Thursday, 18 April

Contraceptive: Married women most likely to opt for ‘withdrawal method’ – GSS report

Health News
Samples of contraceptives

The 2022 Ghana Demographic and Health Survey conducted by the Ghana Statistical Service (GSS) has shed light on contraception preferences among married women, highlighting notable differences between urban and rural areas.

According to the findings, urban married women in Ghana exhibit a higher preference for the 'pullout' method or withdrawal as a traditional contraception method compared to their rural counterparts. 

The survey indicates that 10% of urban married women opt for traditional methods, such as periodic abstinence, withdrawal, and lactational amenorrhea, whereas the figure stands at 7% for rural married women.

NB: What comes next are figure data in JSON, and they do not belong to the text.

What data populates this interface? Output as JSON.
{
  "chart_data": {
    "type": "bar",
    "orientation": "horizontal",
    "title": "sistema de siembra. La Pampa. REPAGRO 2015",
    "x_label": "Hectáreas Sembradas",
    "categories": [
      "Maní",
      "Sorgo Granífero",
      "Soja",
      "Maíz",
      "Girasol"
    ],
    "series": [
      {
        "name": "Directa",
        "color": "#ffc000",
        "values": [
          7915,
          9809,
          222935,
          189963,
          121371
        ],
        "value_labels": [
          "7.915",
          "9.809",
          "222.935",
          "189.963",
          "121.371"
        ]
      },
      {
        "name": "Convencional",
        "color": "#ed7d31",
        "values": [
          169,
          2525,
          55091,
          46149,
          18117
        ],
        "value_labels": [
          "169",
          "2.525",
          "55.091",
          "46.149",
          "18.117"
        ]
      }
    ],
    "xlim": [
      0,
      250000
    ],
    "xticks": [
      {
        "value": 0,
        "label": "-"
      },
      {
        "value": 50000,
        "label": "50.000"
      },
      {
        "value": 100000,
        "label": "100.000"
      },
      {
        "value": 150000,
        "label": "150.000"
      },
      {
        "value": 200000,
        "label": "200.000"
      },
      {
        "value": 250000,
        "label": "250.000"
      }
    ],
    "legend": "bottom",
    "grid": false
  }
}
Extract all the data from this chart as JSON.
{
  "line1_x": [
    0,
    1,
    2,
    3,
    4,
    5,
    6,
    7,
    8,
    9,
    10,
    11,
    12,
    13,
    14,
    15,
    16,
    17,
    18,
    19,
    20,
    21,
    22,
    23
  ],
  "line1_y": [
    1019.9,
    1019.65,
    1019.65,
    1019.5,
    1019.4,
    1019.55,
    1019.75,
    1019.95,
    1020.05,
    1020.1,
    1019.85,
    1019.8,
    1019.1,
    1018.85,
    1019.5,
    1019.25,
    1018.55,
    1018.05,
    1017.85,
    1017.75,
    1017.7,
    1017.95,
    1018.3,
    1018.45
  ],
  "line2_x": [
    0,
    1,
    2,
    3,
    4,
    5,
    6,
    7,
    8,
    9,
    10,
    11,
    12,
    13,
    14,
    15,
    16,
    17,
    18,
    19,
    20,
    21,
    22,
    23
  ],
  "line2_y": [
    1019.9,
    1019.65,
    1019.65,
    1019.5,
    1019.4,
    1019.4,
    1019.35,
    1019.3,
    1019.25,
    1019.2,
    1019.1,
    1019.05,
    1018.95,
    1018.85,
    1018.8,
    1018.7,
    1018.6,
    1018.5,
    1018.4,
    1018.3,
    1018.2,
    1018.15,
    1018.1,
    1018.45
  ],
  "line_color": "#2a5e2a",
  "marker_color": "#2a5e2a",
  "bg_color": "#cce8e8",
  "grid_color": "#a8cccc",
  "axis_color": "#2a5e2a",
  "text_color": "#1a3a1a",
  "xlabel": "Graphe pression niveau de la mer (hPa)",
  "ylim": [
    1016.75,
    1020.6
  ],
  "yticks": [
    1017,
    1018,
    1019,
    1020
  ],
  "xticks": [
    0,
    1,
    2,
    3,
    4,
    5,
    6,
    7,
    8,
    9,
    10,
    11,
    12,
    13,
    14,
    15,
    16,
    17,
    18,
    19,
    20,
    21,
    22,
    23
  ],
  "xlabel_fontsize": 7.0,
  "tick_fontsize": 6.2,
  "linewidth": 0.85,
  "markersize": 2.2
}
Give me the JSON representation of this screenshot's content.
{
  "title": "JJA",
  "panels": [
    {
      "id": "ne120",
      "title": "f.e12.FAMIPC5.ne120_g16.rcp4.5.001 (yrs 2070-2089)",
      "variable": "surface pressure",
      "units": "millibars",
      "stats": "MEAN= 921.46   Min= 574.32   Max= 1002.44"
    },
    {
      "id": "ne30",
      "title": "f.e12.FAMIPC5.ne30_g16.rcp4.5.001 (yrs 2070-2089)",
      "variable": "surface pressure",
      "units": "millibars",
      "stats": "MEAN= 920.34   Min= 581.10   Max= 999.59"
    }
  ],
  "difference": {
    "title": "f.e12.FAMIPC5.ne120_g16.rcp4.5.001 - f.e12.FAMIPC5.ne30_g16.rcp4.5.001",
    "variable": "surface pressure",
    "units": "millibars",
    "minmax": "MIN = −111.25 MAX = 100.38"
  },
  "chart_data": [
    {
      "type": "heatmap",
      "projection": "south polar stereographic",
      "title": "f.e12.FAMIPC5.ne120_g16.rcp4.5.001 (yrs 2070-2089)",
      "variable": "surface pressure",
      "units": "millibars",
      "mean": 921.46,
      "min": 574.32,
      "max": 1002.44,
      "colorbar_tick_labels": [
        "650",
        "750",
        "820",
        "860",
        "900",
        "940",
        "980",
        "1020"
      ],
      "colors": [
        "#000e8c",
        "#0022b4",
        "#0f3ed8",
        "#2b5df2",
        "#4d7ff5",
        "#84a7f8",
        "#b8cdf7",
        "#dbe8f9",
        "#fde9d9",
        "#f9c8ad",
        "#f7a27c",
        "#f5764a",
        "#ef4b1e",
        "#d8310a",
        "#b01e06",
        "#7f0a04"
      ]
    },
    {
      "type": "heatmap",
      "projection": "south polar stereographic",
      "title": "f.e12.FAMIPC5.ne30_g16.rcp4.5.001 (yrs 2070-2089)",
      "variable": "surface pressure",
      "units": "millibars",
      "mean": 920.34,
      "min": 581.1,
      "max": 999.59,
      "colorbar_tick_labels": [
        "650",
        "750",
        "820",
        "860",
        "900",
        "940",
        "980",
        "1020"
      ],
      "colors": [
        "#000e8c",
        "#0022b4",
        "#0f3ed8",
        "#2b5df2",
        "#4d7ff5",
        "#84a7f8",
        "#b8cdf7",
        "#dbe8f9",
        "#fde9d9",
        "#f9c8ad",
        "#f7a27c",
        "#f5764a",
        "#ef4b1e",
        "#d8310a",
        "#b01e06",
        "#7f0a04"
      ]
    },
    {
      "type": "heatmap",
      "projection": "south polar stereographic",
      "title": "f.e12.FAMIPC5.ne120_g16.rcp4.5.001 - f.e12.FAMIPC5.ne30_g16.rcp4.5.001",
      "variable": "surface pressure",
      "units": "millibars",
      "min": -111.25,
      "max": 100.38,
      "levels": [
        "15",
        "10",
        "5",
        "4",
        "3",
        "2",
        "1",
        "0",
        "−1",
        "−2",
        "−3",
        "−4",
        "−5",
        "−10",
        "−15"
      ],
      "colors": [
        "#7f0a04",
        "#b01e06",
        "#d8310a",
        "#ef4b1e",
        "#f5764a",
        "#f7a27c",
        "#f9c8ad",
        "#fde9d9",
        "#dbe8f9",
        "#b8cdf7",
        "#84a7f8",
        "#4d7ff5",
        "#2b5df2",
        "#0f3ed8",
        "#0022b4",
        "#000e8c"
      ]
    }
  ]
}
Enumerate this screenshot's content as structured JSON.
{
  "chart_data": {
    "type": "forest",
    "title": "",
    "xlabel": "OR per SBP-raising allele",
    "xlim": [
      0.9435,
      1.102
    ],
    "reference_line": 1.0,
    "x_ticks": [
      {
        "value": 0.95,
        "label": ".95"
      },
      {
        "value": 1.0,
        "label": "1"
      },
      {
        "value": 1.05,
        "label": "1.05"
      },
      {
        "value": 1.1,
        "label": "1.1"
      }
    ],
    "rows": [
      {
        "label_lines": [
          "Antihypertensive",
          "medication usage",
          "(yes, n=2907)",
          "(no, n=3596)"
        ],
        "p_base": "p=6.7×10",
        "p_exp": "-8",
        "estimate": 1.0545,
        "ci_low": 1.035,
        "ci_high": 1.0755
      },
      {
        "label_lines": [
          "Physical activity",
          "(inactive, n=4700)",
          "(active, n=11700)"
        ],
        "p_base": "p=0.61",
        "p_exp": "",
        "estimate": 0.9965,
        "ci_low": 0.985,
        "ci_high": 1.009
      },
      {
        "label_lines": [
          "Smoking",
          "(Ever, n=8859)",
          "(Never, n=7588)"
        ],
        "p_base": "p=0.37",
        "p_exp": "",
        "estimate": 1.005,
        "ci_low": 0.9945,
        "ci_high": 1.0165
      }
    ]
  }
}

In contrast, the use of modern contraception methods slightly favours rural areas, with 29% of currently married women in rural regions utilising modern methods compared to 27% in urban areas.

The study categorises modern contraception methods to include oral contraceptive pills, implants, injectables, contraceptive patches and vaginal rings, intrauterine devices (IUDs), female and male condoms, female and male sterilisation, vaginal barrier methods, among others.

Among currently married women, injectables and implants emerge as the most commonly chosen modern methods, each accounting for 8%, followed by oral contraceptive pills at 4%, and female sterilisation at 3%.

Overall, the survey reveals that 36% of currently married women in Ghana are using some form of contraception, with 28% utilising modern methods and 9% opting for traditional methods. 

Additionally, the study highlights that the total demand for family planning among currently married women stands at 60%.

An interesting observation from the report is the urban-rural divide, emphasising the need for targeted family planning initiatives that consider regional disparities in contraception choices among Ghanaian married women.